August 8, 2011 12:00 AM

The Obama administration and automakers have agreed to set an average fuel economy standard of 54.5 miles per gallon for 2025, a move that was widely praised by environmentalists. However, not all are enthused about the new regulations.

The updated rules call for a fleetwide-average of 54.5 miles per gallon by the listed date, which means automakers will have to significantly improve their fuel efficiency over the next decade and a half. Many believe that advanced technology will greatly increase fuel efficiency, but for the time being, engineers are concerned about the effect on vehicle safety.
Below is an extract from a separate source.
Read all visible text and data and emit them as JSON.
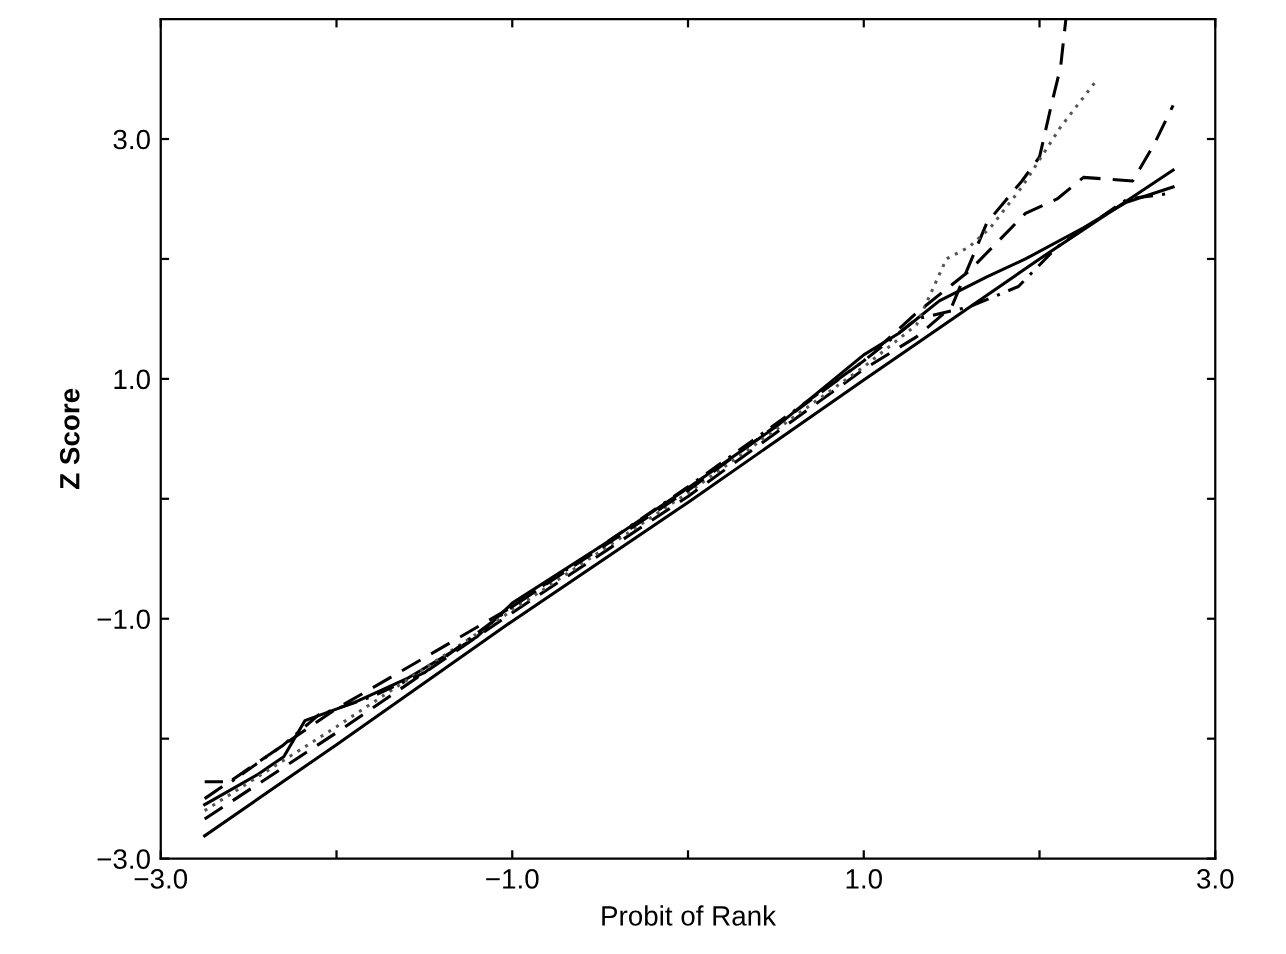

A recent poll by Wards Automotive found that 75 percent of all automotive engineers surveyed expressed misgivings about the potential safety flaws that could result from such regulations, reports CNN Money.

The relationship between safety and efficiency isn't exactly harmonious. Smaller and lighter vehicles tend to have higher miles per gallon ratings, which means automakers seeking to improve efficiency cut down on weight whenever possible. This is often at odds with safety, as added safety devices tend to up the weight of a vehicle.

One way to keep your vehicle safe is to stay on top of maintenance. Things like regular vehicle inspections, maintaining your tires and keeping up with brake service and repairs can reduce the chance of an unexpected incident on the road.